Plate 1a. Photomicrograph of liver section of normal control rat (haematoxylin & eosin stained X 400) showing essentially normal and well preserved cords of hepatocytes with no visible lesion.

Plate 1b. Photomicrograph of liver section of rats administered arsenic chloride (haematoxylin & eosin stained X 400) showing distorted hepatocyte. Mild hyperplasia and necrosis noticeable in the central vein. The cytoplasm appear vacuolated with signs of fatty degeneration.

Plate 1c. Photomicrograph of liver section of rats administered arsenic chloride + 200 mg/kg bw Musa paradisiaca roots extract (haematoxylin & eosin stained X 400) showing normal and well preserved hepatocytes with no significant histological alterations.

Plate 1d. Photomicrograph of liver section of rats administered arsenic chloride + 500 mg/kg bw Musa paradisiaca roots extract (haematoxylin & eosin stained X 400) showing normal and well preserved hepatocytes with no significant histological alterations

Plate 2a. Photomicrograph of kidney section of normal control rat (haematoxylin & eosin stained X 400) showing well preserved and essentially normal kidney cell with no visible lesion.

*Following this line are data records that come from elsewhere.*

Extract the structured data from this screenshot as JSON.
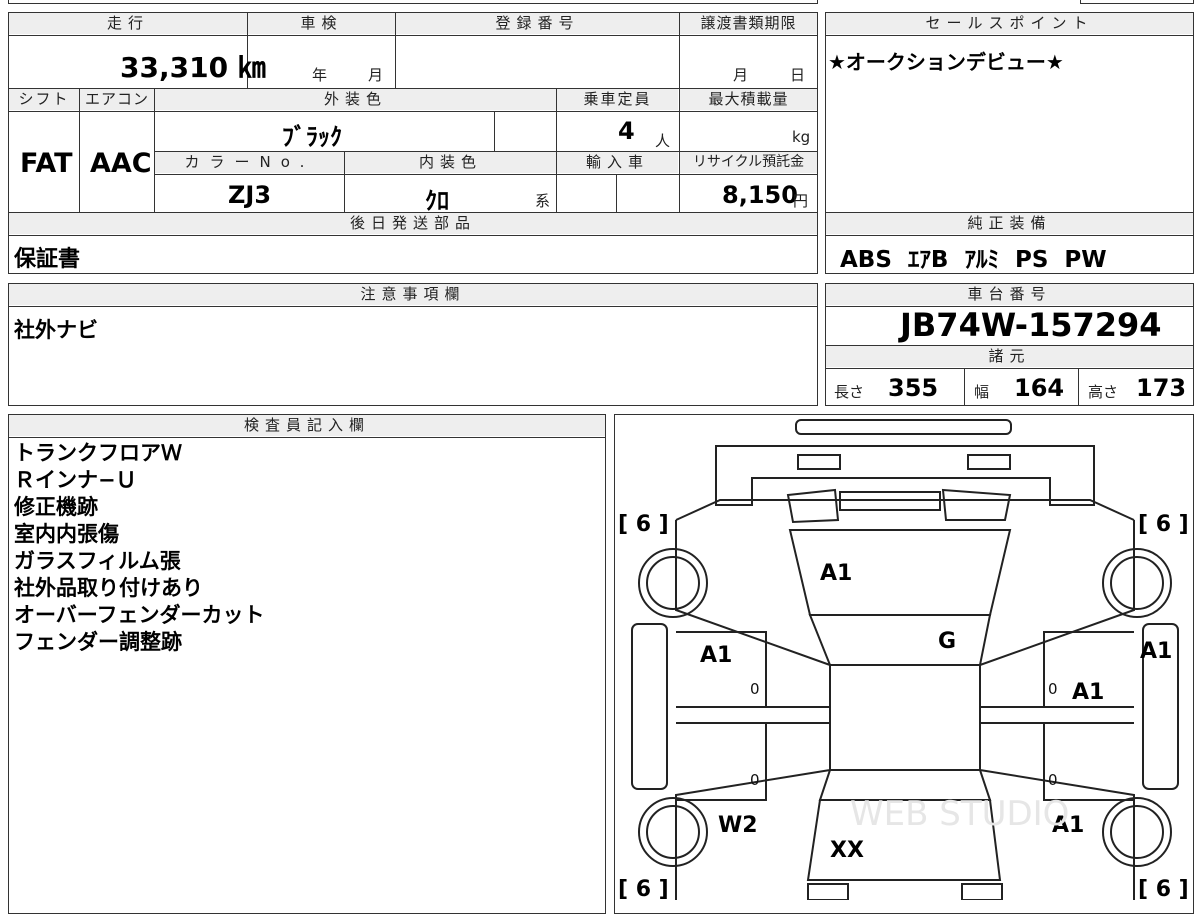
{
  "mileage_box": {
    "mileage_header": "走行",
    "mileage_value": "33,310 ㎞",
    "inspection_header": "車検",
    "inspection_year_unit": "年",
    "inspection_month_unit": "月",
    "registration_header": "登録番号",
    "transfer_header": "譲渡書類期限",
    "transfer_month_unit": "月",
    "transfer_day_unit": "日"
  },
  "specs": {
    "shift_header": "シフト",
    "shift_value": "FAT",
    "aircon_header": "エアコン",
    "aircon_value": "AAC",
    "exterior_color_header": "外装色",
    "exterior_color_value": "ﾌﾞﾗｯｸ",
    "capacity_header": "乗車定員",
    "capacity_value": "4",
    "capacity_unit": "人",
    "max_load_header": "最大積載量",
    "max_load_unit": "kg",
    "color_no_header": "カラーNo.",
    "color_no_value": "ZJ3",
    "interior_color_header": "内装色",
    "interior_color_value": "ｸﾛ",
    "interior_color_suffix": "系",
    "import_header": "輸入車",
    "recycle_header": "リサイクル預託金",
    "recycle_value": "8,150",
    "recycle_unit": "円"
  },
  "later_parts": {
    "header": "後日発送部品",
    "value": "保証書"
  },
  "sales_point": {
    "header": "セールスポイント",
    "value": "★オークションデビュー★"
  },
  "genuine_equipment": {
    "header": "純正装備",
    "value": "ABS  ｴｱB  ｱﾙﾐ  PS  PW"
  },
  "caution": {
    "header": "注意事項欄",
    "value": "社外ナビ"
  },
  "chassis": {
    "header": "車台番号",
    "value": "JB74W-157294"
  },
  "dimensions": {
    "header": "諸元",
    "length_label": "長さ",
    "length_value": "355",
    "width_label": "幅",
    "width_value": "164",
    "height_label": "高さ",
    "height_value": "173"
  },
  "inspector": {
    "header": "検査員記入欄",
    "lines": [
      "トランクフロアＷ",
      "Ｒインナ−Ｕ",
      "修正機跡",
      "室内内張傷",
      "ガラスフィルム張",
      "社外品取り付けあり",
      "オーバーフェンダーカット",
      "フェンダー調整跡"
    ]
  },
  "diagram": {
    "tire_tl": "[ 6 ]",
    "tire_tr": "[ 6 ]",
    "tire_bl": "[ 6 ]",
    "tire_br": "[ 6 ]",
    "hood": "A1",
    "windshield": "G",
    "left_front_fender": "A1",
    "right_front_fender_outer": "A1",
    "right_front_door": "A1",
    "lf_door_zero": "0",
    "rf_door_zero": "0",
    "lr_door_zero": "0",
    "rr_door_zero": "0",
    "left_rear": "W2",
    "roof_rear": "XX",
    "right_rear": "A1",
    "watermark": "WEB STUDIO"
  },
  "colors": {
    "border": "#333333",
    "header_bg": "#eeeeee"
  }
}
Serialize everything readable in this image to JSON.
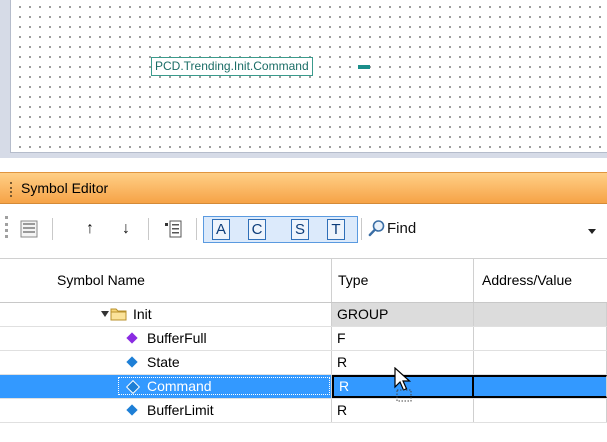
{
  "canvas": {
    "symbol_label": "PCD.Trending.Init.Command"
  },
  "panel": {
    "title": "Symbol Editor"
  },
  "toolbar": {
    "list_icon": "list-view-icon",
    "up_label": "↑",
    "down_label": "↓",
    "properties_icon": "properties-icon",
    "letters": [
      "A",
      "C",
      "S",
      "T"
    ],
    "find_label": "Find",
    "find_value": ""
  },
  "grid": {
    "columns": [
      "Symbol Name",
      "Type",
      "Address/Value"
    ],
    "rows": [
      {
        "name": "Init",
        "type": "GROUP",
        "address": "",
        "kind": "group"
      },
      {
        "name": "BufferFull",
        "type": "F",
        "address": "",
        "kind": "flag",
        "icon_color": "#8a2be2"
      },
      {
        "name": "State",
        "type": "R",
        "address": "",
        "kind": "register",
        "icon_color": "#1e7fd6"
      },
      {
        "name": "Command",
        "type": "R",
        "address": "",
        "kind": "register",
        "icon_color": "#1e7fd6",
        "selected": true
      },
      {
        "name": "BufferLimit",
        "type": "R",
        "address": "",
        "kind": "register",
        "icon_color": "#1e7fd6"
      }
    ]
  },
  "colors": {
    "header_orange": "#f6a347",
    "selection_blue": "#3399ff",
    "group_gray": "#dcdcdc"
  }
}
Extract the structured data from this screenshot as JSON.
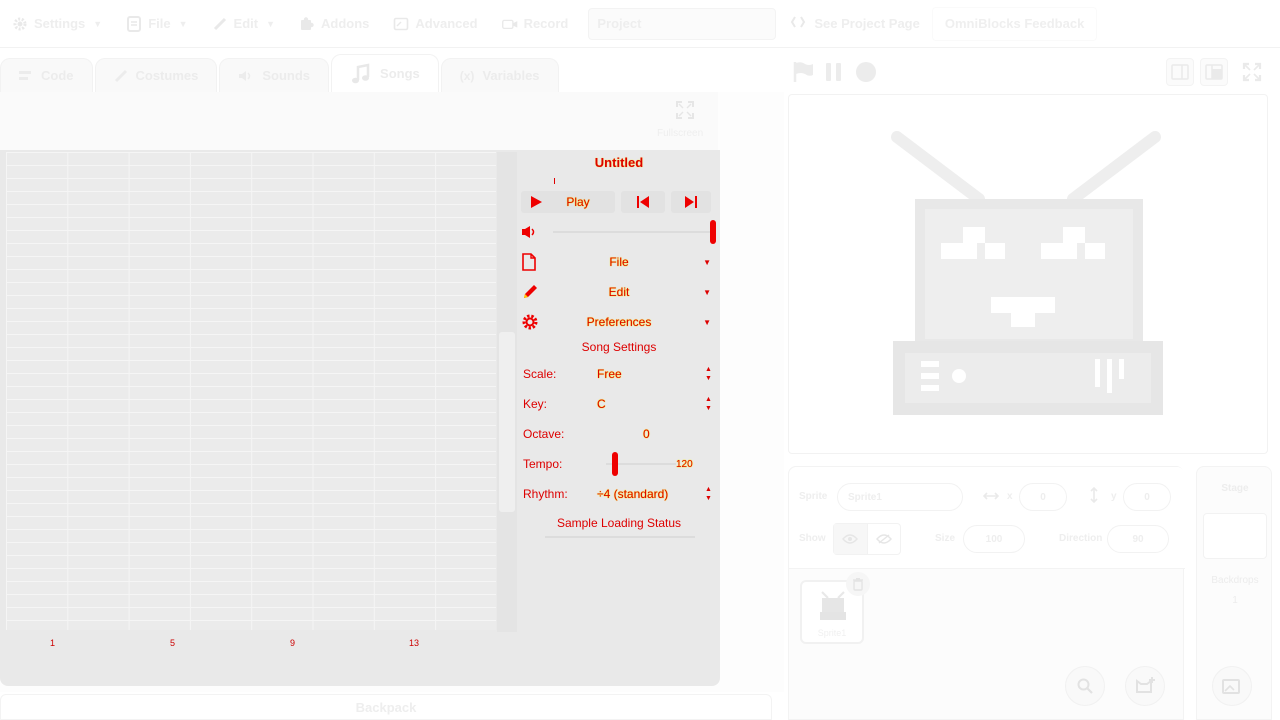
{
  "menubar": {
    "settings": "Settings",
    "file": "File",
    "edit": "Edit",
    "addons": "Addons",
    "advanced": "Advanced",
    "record": "Record",
    "project_title": "Project",
    "see_project_page": "See Project Page",
    "feedback": "OmniBlocks Feedback"
  },
  "tabs": [
    {
      "label": "Code",
      "icon": "code-icon"
    },
    {
      "label": "Costumes",
      "icon": "brush-icon"
    },
    {
      "label": "Sounds",
      "icon": "speaker-icon"
    },
    {
      "label": "Songs",
      "icon": "music-note-icon",
      "active": true
    },
    {
      "label": "Variables",
      "icon": "variable-icon"
    }
  ],
  "songs": {
    "fullscreen_label": "Fullscreen",
    "bar_numbers": [
      "1",
      "5",
      "9",
      "13"
    ],
    "panel": {
      "title": "Untitled",
      "play_label": "Play",
      "file_label": "File",
      "edit_label": "Edit",
      "preferences_label": "Preferences",
      "song_settings_label": "Song Settings",
      "scale_label": "Scale:",
      "scale_value": "Free",
      "key_label": "Key:",
      "key_value": "C",
      "octave_label": "Octave:",
      "octave_value": "0",
      "tempo_label": "Tempo:",
      "tempo_value": "120",
      "rhythm_label": "Rhythm:",
      "rhythm_value": "÷4 (standard)",
      "sample_loading_label": "Sample Loading Status"
    }
  },
  "backpack": "Backpack",
  "sprite_info": {
    "sprite_label": "Sprite",
    "sprite_name": "Sprite1",
    "x_label": "x",
    "x_value": "0",
    "y_label": "y",
    "y_value": "0",
    "show_label": "Show",
    "size_label": "Size",
    "size_value": "100",
    "direction_label": "Direction",
    "direction_value": "90"
  },
  "sprites": [
    {
      "name": "Sprite1"
    }
  ],
  "stage_pane": {
    "label": "Stage",
    "backdrops_label": "Backdrops",
    "backdrops_count": "1"
  },
  "colors": {
    "annotation_red": "#dd0000",
    "annotation_yellow": "#ffee00",
    "washed_ui": "#eeeeee"
  }
}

Plate 2b. Photomicrograph of kidney section of rats administered arsenic chloride (haematoxylin & eosin stained X 400) showing severe perivascular cellular infiltration and mild congestion in many tubules. The tubules around the glomeruli appear degenerated and necrotic with some having protein casts in their lumen.

Plate 2c. Photomicrograph of kidney section of rats administered arsenic chloride + 200 mg/kg bw Musa paradisiaca roots extract (haematoxylin & eosin stained X 400) showing normal and well preserved kidney cell with no significant histological alterations.

Plate 2d. Photomicrograph of kidney section of rats administered arsenic chloride + 500 mg/kg bw Musa paradisiaca roots extract (haematoxylin & eosin stained X 400) showing normal and well preserved kidney cell with no significant histological alterations.

5. Conclusion

We conclude from the present investigation that Musa paradisiaca root is a rich source of useful phytochemicals which can protect the liver and kidney against acute and repeated doses of arsenic chloride. This study is a further demonstration of the beneficial effect of Musa paradisiaca root as herbal remedy for the prevention and treatment of liver and kidney damage in folkmedicine.